The age range according to Lego was 7-13. Surely, five adults (four of whom are airplane mechanics) can assemble something a seven-year-old child could. Even if we were only allowed 45 minutes.

If you said of course, you'd be wrong. :-)

When I mentioned three different instruction books that would be because there were parts for three different products in the box--a race car, a weird motorcycle thing, and our tractor. I grabbed the motorcycle instructions by mistake. The thing looked like a tractor to me. Luckily, I figured it out before we started putting pieces together.

First human factors crisis averted.

Lego does not put words in their instructions. It's all pictures. I do better with words with images as illustrations than with pictures alone. Strike one. Also, I found Lego's images ambiguous on where to attach things. So did my team.

We tried to line up with colors since there were red, blue, gray and green pieces in addition to the black. Lego didn't always show the color or at least we couldn't see it. Lego also would list we needed two pieces of the same type, but only show one being attached in their drawing. That forced us to page ahead trying to see where to put the second piece, and when that wasn't readily findable, guessing. Later, we'd find where the piece went and have to try to fit it on after we'd gone past that stage.

It took a while, but we finally built up some momentum. And then the instructor said shift change. That meant the guy who'd just started figuring things out had to hand off his job to someone else. Not long after this, the instructor started asking how we were doing and when we'd be finished.

This was a human factors element because mechanics would be dealing with this in the hangars. Me? This didn't bother me very much because it's a different mindset in the office--at least to some degree. I did nearly tell the instructor, though, that we'd be done faster if he'd stop bothering us. :-)

The first team finishes their tractor in 35 minutes. It looks like a tractor. I look down at ours. We're still working on the center assembly and looks nothing like a piece of farm equipment. A second group finishes their tractor and a third group right behind them. My group is still working.

Pieces fall off our center assembly when we turn it to add a new Lego. This isn't good.

Time is called. We're not even close to finished.

Our tractor is still only the center assembly and now our work is going to be critiqued. All the guys who finished their tractors had made mistakes on things. Well, I thought, we might not have made it too far, but at least what we did was correct. It wasn't. We'd attached part of the assembly in the wrong place. We failed. Utterly.

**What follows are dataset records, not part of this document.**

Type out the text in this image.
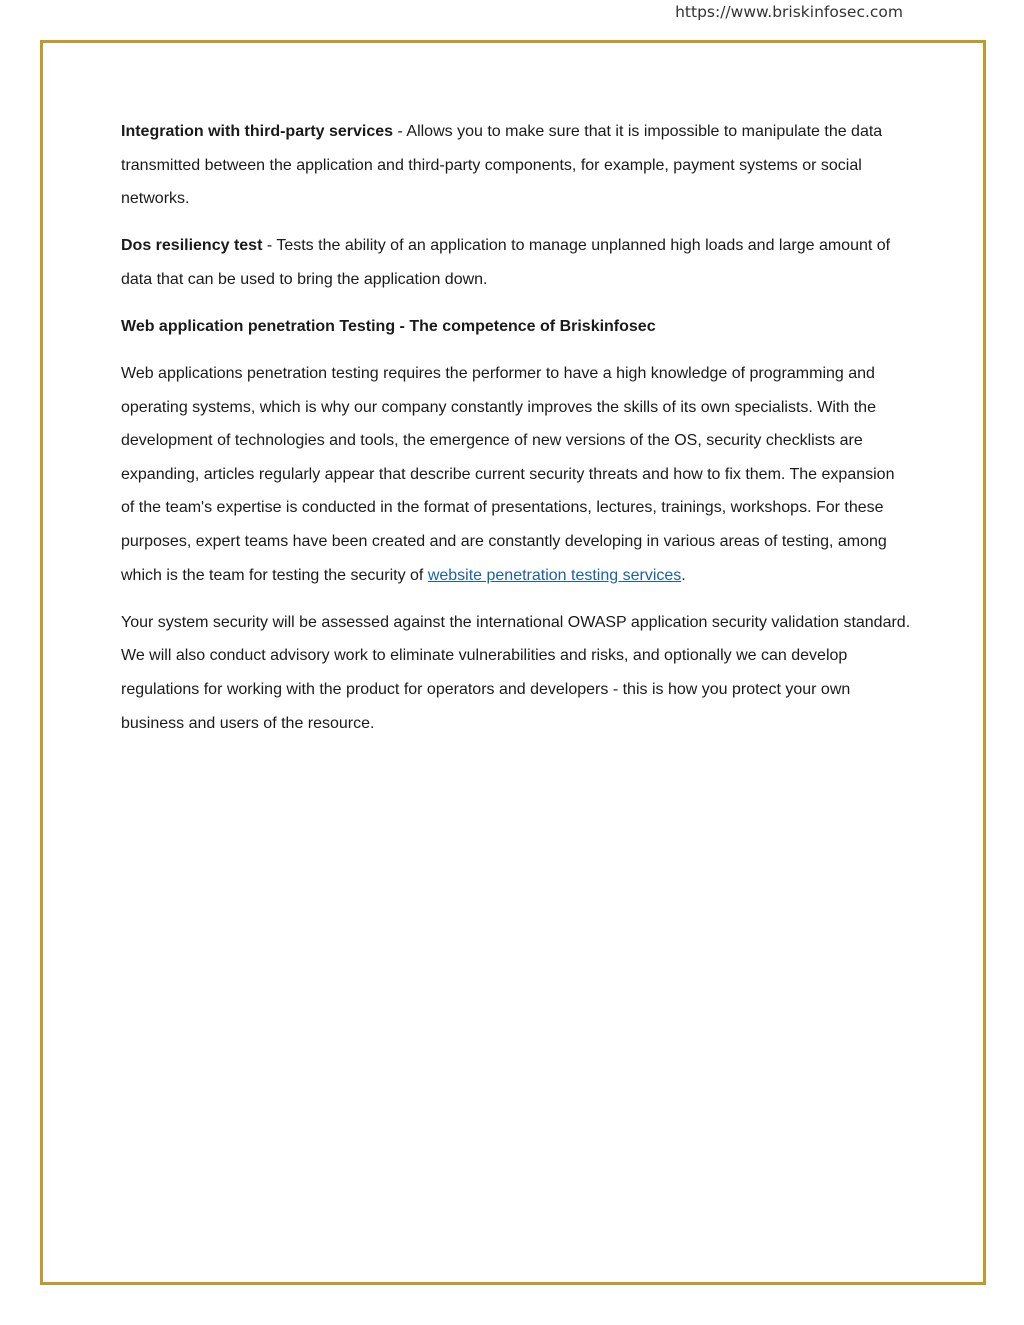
https://www.briskinfosec.com

Integration with third-party services - Allows you to make sure that it is impossible to manipulate the data transmitted between the application and third-party components, for example, payment systems or social networks.

Dos resiliency test - Tests the ability of an application to manage unplanned high loads and large amount of data that can be used to bring the application down.

Web application penetration Testing - The competence of Briskinfosec

Web applications penetration testing requires the performer to have a high knowledge of programming and operating systems, which is why our company constantly improves the skills of its own specialists. With the development of technologies and tools, the emergence of new versions of the OS, security checklists are expanding, articles regularly appear that describe current security threats and how to fix them. The expansion of the team's expertise is conducted in the format of presentations, lectures, trainings, workshops. For these purposes, expert teams have been created and are constantly developing in various areas of testing, among which is the team for testing the security of website penetration testing services.

Your system security will be assessed against the international OWASP application security validation standard. We will also conduct advisory work to eliminate vulnerabilities and risks, and optionally we can develop regulations for working with the product for operators and developers - this is how you protect your own business and users of the resource.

Since this is training what were the lessons learned? The big thing was that we should have divided the work and had more than one guy working at a time. I didn't think of that because I like to follow instructions step by step and not jump around. The second thing I learned was that I should never be in charge of a project like this. I have no experience in building things and can't make informed decisions. The only good thing about my being the leader is that I didn't have to do any assembly. Believe me, our tractor would have ended up in worse shape than it was if I had.

On Day Two, we were given a plane crash scenario--we are survivors of a plane crash, but we're in the desert and it's a 135 degrees. Rank the importance of the items you have. Then he told us to work in our tractor teams. My announcement? We're doomed.